As he said it, hands hauled me to my feet.

"I am not going anywhere with you," I growled, defiance surging through me.

"Really?" He raised a brow. "You are the blood of my blood. You belong with your pack, not wallowing in this place with nothing."

My mother twisted in his grip, something in her stronger, more determined. She seemed to suck everything in. I felt that. Like a force against me, and she went to thrust it at him, her power, my power. I don't even know. She used her clawed hands on him, reaching out and slashing at him again. He spun her, grabbing her arm, twisting her. His hand went for her throat again, and this time, it wasn't to hold her still, nor to make her talk.

Her eyes met mine, only for the briefest of seconds, but they did, looking right into me, right at me, and that's the thing I'd see forever. Her eyes. I felt everything in that moment, every ounce of pain and fear, everything she'd kept held inside herself for all these years.

With one quick movement, my father grabbed my mother, and snapped her neck.

TWENTY-NINE

There is a time when you wake up. Just a few seconds, nothing too long, but for the briefest of moments, when you wake, you're caught between that sleep and wakefulness and you forget every single awful thing in your life. And then reality hits you, and boom, the world around you crashes down and maybe it's worse than yesterday. Maybe it's harder and crueller than the event itself, because there was a moment of peace.
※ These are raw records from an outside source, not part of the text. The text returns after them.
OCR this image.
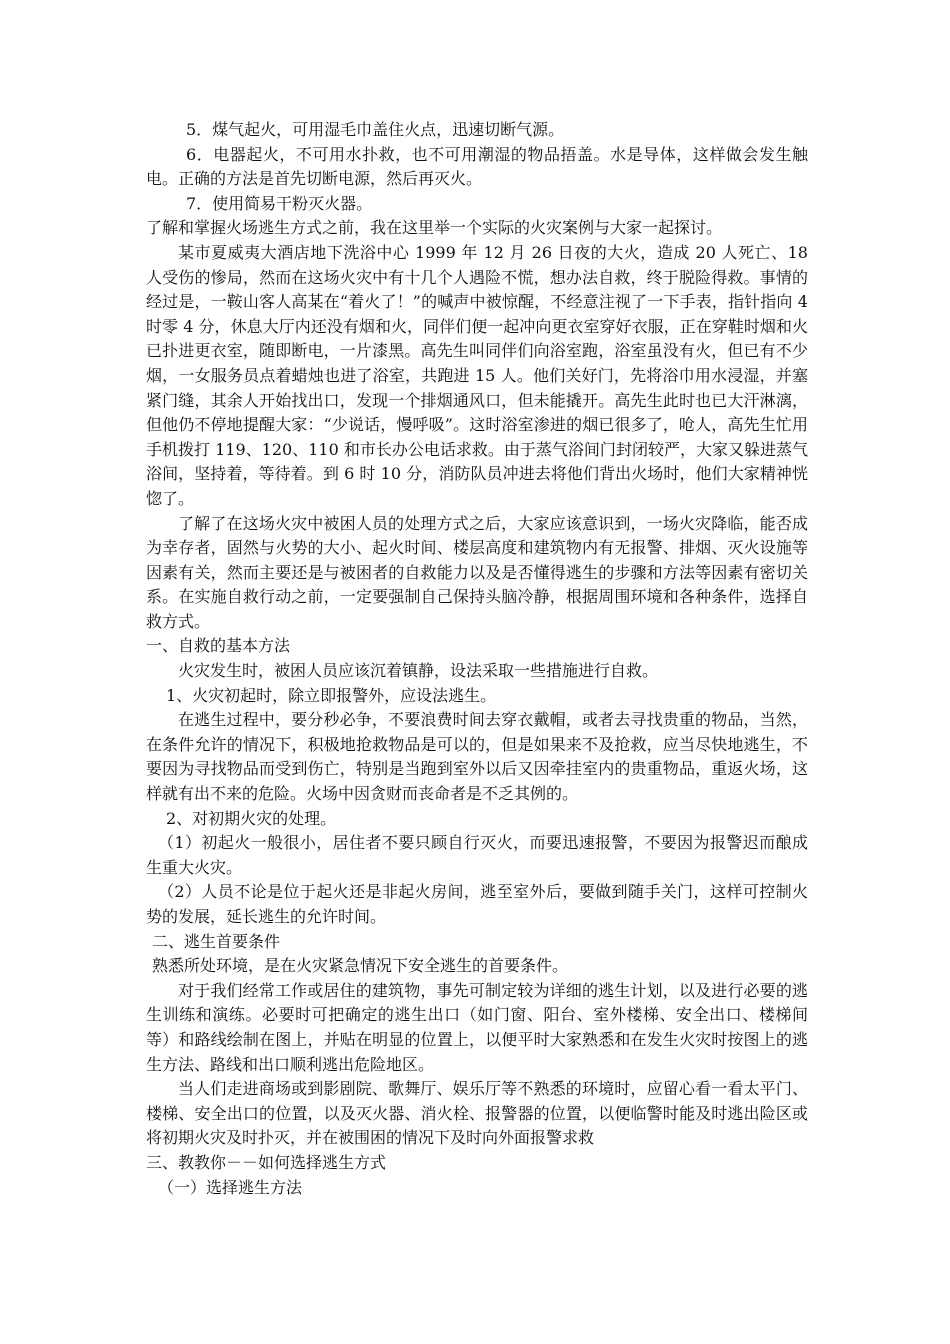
5．煤气起火，可用湿毛巾盖住火点，迅速切断气源。

6．电器起火，不可用水扑救，也不可用潮湿的物品捂盖。水是导体，这样做会发生触电。正确的方法是首先切断电源，然后再灭火。

7．使用简易干粉灭火器。

了解和掌握火场逃生方式之前，我在这里举一个实际的火灾案例与大家一起探讨。

某市夏威夷大酒店地下洗浴中心 1999 年 12 月 26 日夜的大火，造成 20 人死亡、18 人受伤的惨局，然而在这场火灾中有十几个人遇险不慌，想办法自救，终于脱险得救。事情的经过是，一鞍山客人高某在“着火了！”的喊声中被惊醒，不经意注视了一下手表，指针指向 4 时零 4 分，休息大厅内还没有烟和火，同伴们便一起冲向更衣室穿好衣服，正在穿鞋时烟和火已扑进更衣室，随即断电，一片漆黑。高先生叫同伴们向浴室跑，浴室虽没有火，但已有不少烟，一女服务员点着蜡烛也进了浴室，共跑进 15 人。他们关好门，先将浴巾用水浸湿，并塞紧门缝，其余人开始找出口，发现一个排烟通风口，但未能撬开。高先生此时也已大汗淋漓，但他仍不停地提醒大家：“少说话，慢呼吸”。这时浴室渗进的烟已很多了，呛人，高先生忙用手机拨打 119、120、110 和市长办公电话求救。由于蒸气浴间门封闭较严，大家又躲进蒸气浴间，坚持着，等待着。到 6 时 10 分，消防队员冲进去将他们背出火场时，他们大家精神恍惚了。

了解了在这场火灾中被困人员的处理方式之后，大家应该意识到，一场火灾降临，能否成为幸存者，固然与火势的大小、起火时间、楼层高度和建筑物内有无报警、排烟、灭火设施等因素有关，然而主要还是与被困者的自救能力以及是否懂得逃生的步骤和方法等因素有密切关系。在实施自救行动之前，一定要强制自己保持头脑冷静，根据周围环境和各种条件，选择自救方式。

一、自救的基本方法

火灾发生时，被困人员应该沉着镇静，设法采取一些措施进行自救。

1、火灾初起时，除立即报警外，应设法逃生。

在逃生过程中，要分秒必争，不要浪费时间去穿衣戴帽，或者去寻找贵重的物品，当然，在条件允许的情况下，积极地抢救物品是可以的，但是如果来不及抢救，应当尽快地逃生，不要因为寻找物品而受到伤亡，特别是当跑到室外以后又因牵挂室内的贵重物品，重返火场，这样就有出不来的危险。火场中因贪财而丧命者是不乏其例的。

2、对初期火灾的处理。

（1）初起火一般很小，居住者不要只顾自行灭火，而要迅速报警，不要因为报警迟而酿成生重大火灾。

（2）人员不论是位于起火还是非起火房间，逃至室外后，要做到随手关门，这样可控制火势的发展，延长逃生的允许时间。

二、逃生首要条件

熟悉所处环境，是在火灾紧急情况下安全逃生的首要条件。

对于我们经常工作或居住的建筑物，事先可制定较为详细的逃生计划，以及进行必要的逃生训练和演练。必要时可把确定的逃生出口（如门窗、阳台、室外楼梯、安全出口、楼梯间等）和路线绘制在图上，并贴在明显的位置上，以便平时大家熟悉和在发生火灾时按图上的逃生方法、路线和出口顺利逃出危险地区。

当人们走进商场或到影剧院、歌舞厅、娱乐厅等不熟悉的环境时，应留心看一看太平门、楼梯、安全出口的位置，以及灭火器、消火栓、报警器的位置，以便临警时能及时逃出险区或将初期火灾及时扑灭，并在被围困的情况下及时向外面报警求救

三、教教你－－如何选择逃生方式

（一）选择逃生方法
I could hardly breathe. My mother's face ... my father, all of it. I ... I didn't even know.

The cold seeped through my clothes, biting into my skin. Rough stone pressed against my back. I blinked, once, twice, willing the world to change, to shift back to something familiar. But the dim, unfamiliar room remained.

A weight dragged at my wrist. Metal bit into flesh as I moved. The chain clinked, a quiet sound that echoed like thunder in the silence.